Le réglementaire crypto tant promis par Washington se heurte à un obstacle très humain : la politique, le pouvoir et le bilan financier personnel du président Trump.
Un projet de loi sur la structure du marché visant à clarifier la réglementation crypto américaine pourrait être reporté jusqu'en 2027, avec une mise en œuvre retardée à 2029, alors que les discussions au Sénat sont au point mort en raison de l'empreinte crypto croissante de Trump et de l'influence des démocrates aux élections de mi-mandat, selon The Block, citant TD Cowen.
Les démocrates tentent d'inclure une disposition interdisant aux hauts fonctionnaires et à leurs familles immédiates de posséder ou d'exploiter des entreprises crypto pendant leur mandat.
Cette disposition impliquerait directement le président Donald Trump et sa famille, qui auraient réalisé plus de 1 milliard de dollars de bénéfices directs grâce à diverses entreprises de cryptomonnaies depuis son entrée en fonction le 20 janvier 2025.
Ces entreprises incluent World Liberty Financial (WLFI), un projet DeFi / Finance Décentralisée et Stablecoin qui liste Trump et ses trois fils comme cofondateurs.
La famille Trump détient également une participation dans le mineur Bitcoin American Bitcoin, et a lancé les Memes Coins Official Trump ($TRUMP) et MELANIA ($MELANIA) peu avant la prise de fonction de Trump.

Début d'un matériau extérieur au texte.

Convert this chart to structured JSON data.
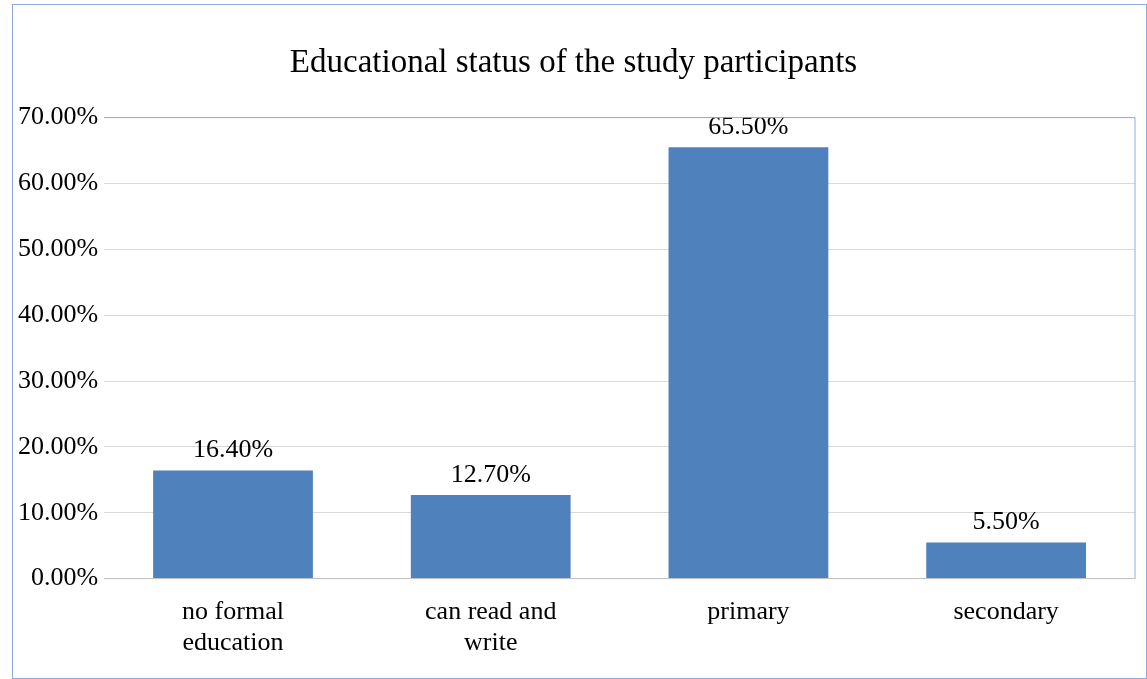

L'analyste politique de TD Cowen, Jaret Seiberg, a déclaré que de telles restrictions seraient inacceptables pour Trump à moins que leur date d'entrée en vigueur ne soit repoussée dans un avenir lointain.
Une manière potentielle de surmonter les objections de Trump est de rendre la disposition sur les conflits d'intérêts effective trois ans après son adoption, a expliqué Seiberg.
La repousser au-delà de la prochaine investiture signifierait qu'elle ne s'appliquerait jamais à Trump.
Mais il y a un piège.
« Nous ne pensons pas que les démocrates accepteraient cet accord à moins qu'il ne repousse également le reste du projet de loi de trois ans », a ajouté Seiberg.
Les républicains ont besoin de 60 voix pour surmonter une obstruction au Sénat, les obligeant à obtenir le soutien d'au moins sept à neuf démocrates, même si le GOP reste uni. Cette arithmétique donne aux démocrates la capacité de ralentir les négociations ou de bloquer complètement les progrès.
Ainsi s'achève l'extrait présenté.